On a quiet weekday afternoon recently, Rev. William N. Seifert, pastor of St. Stephen of Hungary Church in Allentown, walked out of the church’s sacristy to a small crowd of devout faithful.
Located at Union and 5th Streets, the congregation is 100 years old this year, having once served a large ethnic Hungarian community that worked in the old Allentown Wire Mill- which was a major maker of barbed wire- and also other industries that once huddled under the 8th Street Bridge.
Its early services were held in the basement of Sacred Heart Church and a small church built in the 1900’s. The current church was built under early 20th century pastor Rev. Ladislaus Nagy.
In a way that would have been universally recognized in any Catholic church 50 or more years ago, Father Seifert begins to recite in Latin the ancient prayers and scripture that were adopted by Western Christianity in the third century when the language replaced Greek.
At the 16th century Council of Trent, called by the pope to help combat the Protestant Reformation, the Latin Mass was standardized and reinforced. As a result it is sometimes called the Tridentine Mass after Trent’s Latin name “Tridentum,” now Trento, Italy. It is in this form that it was known until the 1960’s.
Women, some in long, lacey headgear, others in simple scarves, and bareheaded men bow in prayer. Several clutch the aging missals that were standard parts of worship in the pre-Vatican II era. They watch Seifert intently as he raises the host and a server rings the bells in a rhythmic ritual.
It would be wrong to suggest that for these worshippers that if the Mass is not in Latin, it is not the Mass. There is no doubt that most could be comfortable in the vernacular mass that is standard since the Second Vatican Council of the 1960’s.
But it is a matter of preference, and, since both the late Pope John Paul II and Pope Emeritus Benedict XVI have allowed the Latin rite to be adopted, it has attracted both those who remember it and those who do not but simply are curious to learn about it.
Since October 8, 2006 the Diocese of Allentown has established St. Stephen of Hungary Parish as the Diocesan site for the celebration of what is officially known as the Extraordinary Form of the Roman Rite. Today St. Stephen’s offers a sung Latin Mass on Sunday and a low mass at 12:10 p.m. on Tuesday, Wednesday and Thursday.

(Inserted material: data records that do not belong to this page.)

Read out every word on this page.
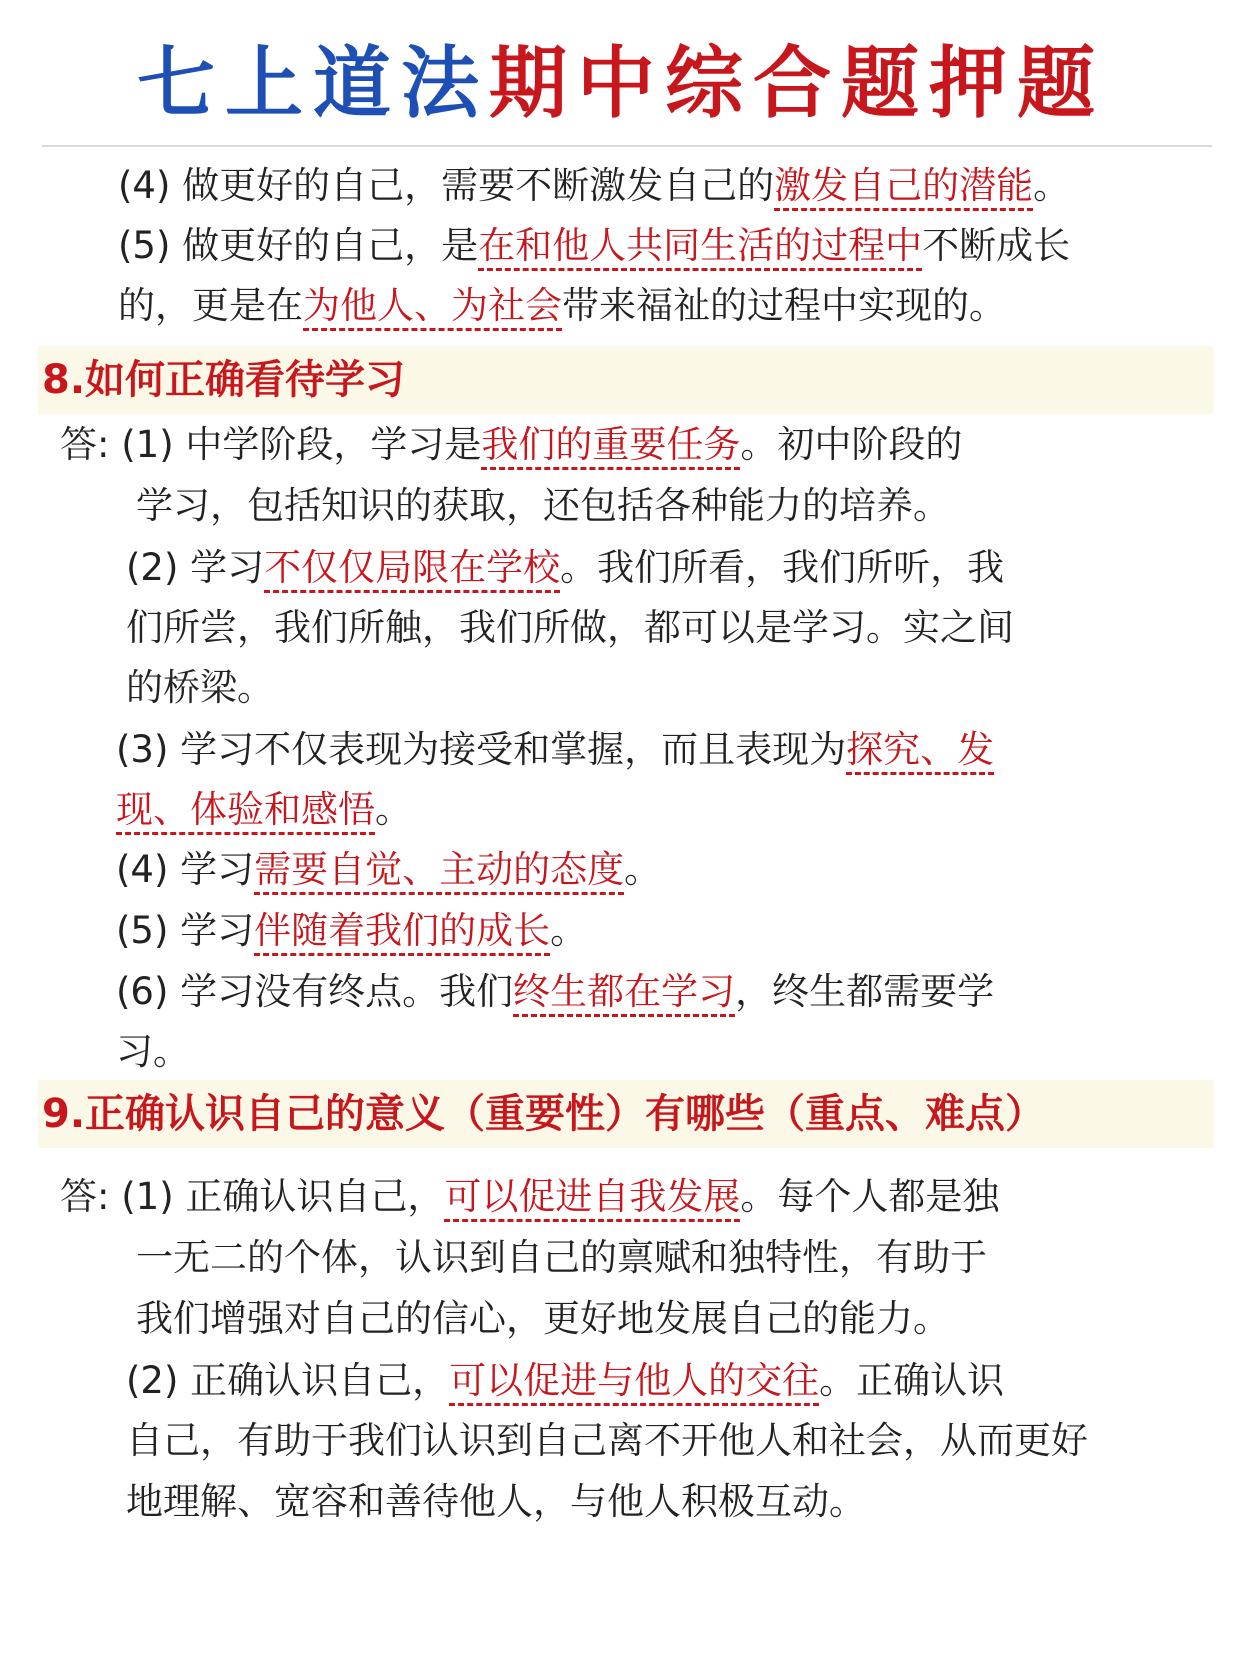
七上道法期中综合题押题
(4) 做更好的自己，需要不断激发自己的激发自己的潜能。
(5) 做更好的自己，是在和他人共同生活的过程中不断成长
的，更是在为他人、为社会带来福祉的过程中实现的。
8.如何正确看待学习
答: (1) 中学阶段，学习是我们的重要任务。初中阶段的
学习，包括知识的获取，还包括各种能力的培养。
(2) 学习不仅仅局限在学校。我们所看，我们所听，我
们所尝，我们所触，我们所做，都可以是学习。实之间
的桥梁。
(3) 学习不仅表现为接受和掌握，而且表现为探究、发
现、体验和感悟。
(4) 学习需要自觉、主动的态度。
(5) 学习伴随着我们的成长。
(6) 学习没有终点。我们终生都在学习，终生都需要学
习。
9.正确认识自己的意义（重要性）有哪些（重点、难点）
答: (1) 正确认识自己，可以促进自我发展。每个人都是独
一无二的个体，认识到自己的禀赋和独特性，有助于
我们增强对自己的信心，更好地发展自己的能力。
(2) 正确认识自己，可以促进与他人的交往。正确认识
自己，有助于我们认识到自己离不开他人和社会，从而更好
地理解、宽容和善待他人，与他人积极互动。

It was on November 21, 1963 that Catholics in the Lehigh Valley became officially aware that the adoption of a vernacular mass had been approved by the Vatican Council. Called by Pope John XXIII to help update the church for the modern world, by 1963 it was under the direction of Pope Paul VI, who was selected as successor after John XXIII’s death.
On page 35 of the Morning Call that day, directly across from a brief story noting that President John F. Kennedy and his wife would be in Texas over the next three days to try and mend political fences in that state’s Democratic Party, an article on the Vatican Council noted a debate was going on over two important declarations: one denouncing anti-Semitism and another promoting religious freedom.
Almost as an afterthought, the Associated Press story noted, “the council paused in its debate to vote overwhelming approval of a series of amendments to a liturgy of public worship provision providing for use of modern languages in most of the Mass.”
It went on to say that “the overall schema on liturgy, for providing for many related forms in worship and church art is expected to be promulgated as the council’s first decree next week.”
On page 20 of the November 22, 1963 issue of the Call, a slightly fuller article, noted that the vote in favor the change had been 2,107 to 95 and that the “Canon or heart of the Mass, the Consecration of bread and wine plus prayers just before and after” would remain in Latin.
Understandably the assassination of the Roman Catholic President Kennedy that day drew much more attention of American Roman Catholics than anything happening in Rome. But gradually the new vernacular Mass began to take hold.
By 1967 the Canon was being used in the vernacular languages. It was in this form that it was accepted by the vast majority of Roman Catholics around the world.
In the following years the Catholic Church had to continually remind the faithful and a press corps not known for doing nuance well, that Latin had not been abolished as a liturgical language by the Second Vatican Council.
But by the 1970s, attempts by clergy on various levels to make the church more relevant to young people, such as guitar Masses, led to questioning by conservative Catholics that the church was sacrificing its tradition to appease a trendy and tacky form of modernism.
This argument found a willing papal ear in John Paul II. As early as 1984 he noted the importance of allowing those who wanted to worship using the Latin rite in Latin to do so. In 1988 he noted in an Apostolic letter, “respect must everywhere be shown for the feelings of all those who are attached to the Latin liturgical tradition.”
This was followed in 2007 with an Apostolic letter from Pope Benedict where he claimed that both the Latin rite in the Roman Missal “promulgated by St. Pius V and reissued by Blessed John XXIII…must be given due honor for its venerable and ancient usage.”
Undoubtedly the vernacular Mass has taken hold and is here to stay. By allowing use of the Latin, the Catholic Church is recognizing a part of its past as a treasure for the future. For those who gather at St. Stephen it certainly is.